Paper, Stone: Six Women Artists and the Language of Lithography continues at the Norton Simon Museum. The exhibit features works by Ruth Asawa, Gego, Eleanore Mikus, Louise Nevelson, Irene Siegel and Hedda Sterne. Each woman received a two-month fellowship at the famed Tamarind Lithography Workshop, founded by the visionary printmaker June Wayne in 1960. Though each of the artists in this exhibition had already established her reputation in other media by the time of her visit—and only two had made lithographs before—they all found that lithography offered fascinating, new possibilities for exploring their aesthetic interests. Thru February 13, 2023.
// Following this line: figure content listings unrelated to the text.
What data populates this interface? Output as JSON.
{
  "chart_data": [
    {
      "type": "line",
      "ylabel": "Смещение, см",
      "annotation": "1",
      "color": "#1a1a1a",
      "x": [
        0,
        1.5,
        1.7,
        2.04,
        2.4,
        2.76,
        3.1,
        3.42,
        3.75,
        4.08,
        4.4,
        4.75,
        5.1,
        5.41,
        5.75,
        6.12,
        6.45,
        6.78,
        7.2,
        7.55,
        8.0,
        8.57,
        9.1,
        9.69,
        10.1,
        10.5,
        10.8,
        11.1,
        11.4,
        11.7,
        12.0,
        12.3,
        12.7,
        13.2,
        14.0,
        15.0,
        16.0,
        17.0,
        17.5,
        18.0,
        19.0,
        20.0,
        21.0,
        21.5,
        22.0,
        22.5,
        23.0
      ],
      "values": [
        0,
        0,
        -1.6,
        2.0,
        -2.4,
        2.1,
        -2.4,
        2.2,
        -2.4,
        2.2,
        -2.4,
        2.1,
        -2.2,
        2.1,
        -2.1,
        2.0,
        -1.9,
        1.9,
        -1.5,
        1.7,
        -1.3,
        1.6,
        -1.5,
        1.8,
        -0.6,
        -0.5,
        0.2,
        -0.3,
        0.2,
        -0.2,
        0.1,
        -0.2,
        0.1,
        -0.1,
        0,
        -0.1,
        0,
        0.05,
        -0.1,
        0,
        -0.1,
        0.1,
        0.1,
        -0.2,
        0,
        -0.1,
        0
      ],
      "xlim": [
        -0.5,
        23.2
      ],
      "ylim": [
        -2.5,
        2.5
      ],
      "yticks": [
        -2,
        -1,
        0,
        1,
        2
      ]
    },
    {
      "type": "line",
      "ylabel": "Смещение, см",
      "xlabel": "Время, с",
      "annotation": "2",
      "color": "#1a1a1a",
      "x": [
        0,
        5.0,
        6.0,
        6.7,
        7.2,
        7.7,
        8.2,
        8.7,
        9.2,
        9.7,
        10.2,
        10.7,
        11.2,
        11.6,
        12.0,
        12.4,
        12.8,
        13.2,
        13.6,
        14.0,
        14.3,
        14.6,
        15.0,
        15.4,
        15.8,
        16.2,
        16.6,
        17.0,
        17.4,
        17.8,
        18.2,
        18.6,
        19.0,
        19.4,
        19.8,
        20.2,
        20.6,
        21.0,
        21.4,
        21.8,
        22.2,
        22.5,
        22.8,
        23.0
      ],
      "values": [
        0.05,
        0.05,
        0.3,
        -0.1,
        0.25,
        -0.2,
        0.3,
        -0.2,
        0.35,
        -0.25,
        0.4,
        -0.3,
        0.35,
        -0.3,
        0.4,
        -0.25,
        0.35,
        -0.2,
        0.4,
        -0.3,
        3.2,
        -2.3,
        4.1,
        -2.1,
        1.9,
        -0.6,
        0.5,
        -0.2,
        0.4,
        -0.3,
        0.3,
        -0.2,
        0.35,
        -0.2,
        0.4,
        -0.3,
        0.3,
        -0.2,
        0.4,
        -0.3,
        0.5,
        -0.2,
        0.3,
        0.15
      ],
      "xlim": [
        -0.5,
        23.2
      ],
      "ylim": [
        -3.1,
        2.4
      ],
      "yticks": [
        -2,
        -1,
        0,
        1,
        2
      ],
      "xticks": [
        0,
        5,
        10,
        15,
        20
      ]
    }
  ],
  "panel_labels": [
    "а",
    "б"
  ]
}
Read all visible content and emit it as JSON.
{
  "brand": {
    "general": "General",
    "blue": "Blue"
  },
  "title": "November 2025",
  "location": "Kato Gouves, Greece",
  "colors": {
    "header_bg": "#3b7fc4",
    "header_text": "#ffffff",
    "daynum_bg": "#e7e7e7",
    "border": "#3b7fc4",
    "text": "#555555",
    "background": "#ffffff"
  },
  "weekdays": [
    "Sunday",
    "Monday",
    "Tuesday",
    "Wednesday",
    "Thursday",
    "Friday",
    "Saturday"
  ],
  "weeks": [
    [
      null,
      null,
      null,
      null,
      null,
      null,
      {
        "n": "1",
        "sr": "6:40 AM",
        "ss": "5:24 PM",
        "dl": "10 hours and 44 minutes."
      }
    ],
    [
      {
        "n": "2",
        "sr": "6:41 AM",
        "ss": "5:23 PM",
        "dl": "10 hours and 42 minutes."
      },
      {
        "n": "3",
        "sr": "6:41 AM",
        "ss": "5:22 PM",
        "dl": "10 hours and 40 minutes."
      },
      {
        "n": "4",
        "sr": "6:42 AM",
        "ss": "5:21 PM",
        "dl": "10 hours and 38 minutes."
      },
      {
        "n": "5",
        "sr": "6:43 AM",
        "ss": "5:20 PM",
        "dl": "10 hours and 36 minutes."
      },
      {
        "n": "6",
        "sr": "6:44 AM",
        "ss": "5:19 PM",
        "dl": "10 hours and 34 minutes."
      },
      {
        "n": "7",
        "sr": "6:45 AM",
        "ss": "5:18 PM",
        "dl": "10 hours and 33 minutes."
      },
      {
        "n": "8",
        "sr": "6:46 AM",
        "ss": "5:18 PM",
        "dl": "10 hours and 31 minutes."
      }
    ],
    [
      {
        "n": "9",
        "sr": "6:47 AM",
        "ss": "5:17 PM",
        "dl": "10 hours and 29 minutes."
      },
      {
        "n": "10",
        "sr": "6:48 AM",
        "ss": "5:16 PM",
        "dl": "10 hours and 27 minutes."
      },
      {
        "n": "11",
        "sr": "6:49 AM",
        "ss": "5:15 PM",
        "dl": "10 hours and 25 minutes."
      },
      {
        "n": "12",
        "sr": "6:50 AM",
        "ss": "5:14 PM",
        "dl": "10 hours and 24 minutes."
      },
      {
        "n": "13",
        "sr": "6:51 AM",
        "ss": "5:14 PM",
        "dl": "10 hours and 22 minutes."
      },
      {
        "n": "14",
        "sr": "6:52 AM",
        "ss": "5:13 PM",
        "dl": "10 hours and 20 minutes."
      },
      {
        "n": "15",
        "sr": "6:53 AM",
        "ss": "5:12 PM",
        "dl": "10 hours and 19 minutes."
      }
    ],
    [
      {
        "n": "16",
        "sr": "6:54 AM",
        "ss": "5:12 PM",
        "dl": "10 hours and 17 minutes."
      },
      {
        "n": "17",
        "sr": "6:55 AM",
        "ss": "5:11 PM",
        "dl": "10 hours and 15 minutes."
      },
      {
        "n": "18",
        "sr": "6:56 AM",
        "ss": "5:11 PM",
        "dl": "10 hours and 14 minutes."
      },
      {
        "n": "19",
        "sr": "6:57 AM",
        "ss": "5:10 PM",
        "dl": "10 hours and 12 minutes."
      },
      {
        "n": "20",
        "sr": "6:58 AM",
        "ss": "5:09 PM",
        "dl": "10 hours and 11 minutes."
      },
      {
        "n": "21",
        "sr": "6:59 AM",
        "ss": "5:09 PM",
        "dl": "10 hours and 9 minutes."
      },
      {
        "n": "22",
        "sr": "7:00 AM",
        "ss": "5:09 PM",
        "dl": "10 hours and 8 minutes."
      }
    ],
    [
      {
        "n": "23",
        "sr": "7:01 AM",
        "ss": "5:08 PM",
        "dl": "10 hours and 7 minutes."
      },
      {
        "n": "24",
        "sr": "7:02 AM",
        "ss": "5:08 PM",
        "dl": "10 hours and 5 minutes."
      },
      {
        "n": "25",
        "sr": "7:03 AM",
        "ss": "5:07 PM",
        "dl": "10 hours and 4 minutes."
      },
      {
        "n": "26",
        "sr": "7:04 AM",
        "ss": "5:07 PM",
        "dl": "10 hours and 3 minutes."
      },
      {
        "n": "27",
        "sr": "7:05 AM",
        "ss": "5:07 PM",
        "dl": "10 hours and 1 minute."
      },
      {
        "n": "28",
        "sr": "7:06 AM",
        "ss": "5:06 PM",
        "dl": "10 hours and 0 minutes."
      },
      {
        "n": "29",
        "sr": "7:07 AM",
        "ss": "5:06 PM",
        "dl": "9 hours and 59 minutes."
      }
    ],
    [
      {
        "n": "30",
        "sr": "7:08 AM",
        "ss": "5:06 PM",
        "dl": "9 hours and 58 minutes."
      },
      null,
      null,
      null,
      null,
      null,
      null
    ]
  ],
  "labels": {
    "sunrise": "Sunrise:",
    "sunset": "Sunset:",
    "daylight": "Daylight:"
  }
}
Uta Barth: Peripheral Vision is one of the current photography exhibits at the Getty Center. “Los Angeles–based photographer Uta Barth has spent her career exploring subtle changes of light as it illuminates various surfaces, documenting the passage of time and investigating the differences between how the human eye and the camera perceive the world. This selection of objects represents the most formative and critically acclaimed projects of Barth’s nearly 40-year career, including the debut of a new multi-part work commissioned by the Getty.” (Getty) Thru February 19, 2023.
Tala Madani: Biscuits is continues at MOCA (Geffen). This Iranian-born American artist is well-known for her contemporary paintings, drawings, and animations. The exhibit features 15 years of the artists paintings and animations.Madani’s paintings and animations are powerful meditations on the potential for art to reflect the deeply-seated cultural fears, conflicts, and desires of our present day. “Rich in narrative and heavy in irony, they elicit curiosity, fantasy, and repulsion.” Thru February 19, 2023.
The recently reopened Orange County Museum of Art presents work from the 1960s to the present by artists central to the museum’s collection. Each rotation is centered on the work of thirteen pioneering female artists, each of whom share the visionary qualities of the museum’s founders. 13 Women is curated by Heidi Zuckerman and presented with multiple rotations over the course of almost a full year. The exhibition presents work from the 1960s to the present by artists central to the museum’s collection. Each rotation is centered on the work of thirteen pioneering female artists, each of whom share the visionary qualities of the museum’s founders. Thru August 20, 2023.
The Skirball Cultural Center’s current exhibit is Fabric of a Nation: American Quilt Stories. This is a traveling exhibit from the Museum of Fine Arts, Boston. The exhibit features over 40 examples of American quilts (mostly by women) including Amish quilts, Gees Bend, Harriet Powers’ well-known story quilt as well as some outstanding examples by contemporary quilters. There are many visually stunning quilts here, however one should also be reminded of the political messages they carry. Thru March 12, 2023.
Opening later this month at MOCA Grand is an exhibition focused on the visionary artist, best known as a choreographer, Simone Forti. The exhibition will highlight weekly performances of her groundbreaking Dance Constructions, featuring a cast of Los Angeles-based artists and creatives. This exhibition surveys six decades of the artist’s incisive work, elucidating the breadth and depth of her practice through works on paper, videos, holograms, and performance ephemera and documentation. Featuring work from the 1960s through to the present day, Simone Forti is an homage to a towering artist who has forever reframed the dialogue between visual art and contemporary dance. January 15 thru April 2, 2023.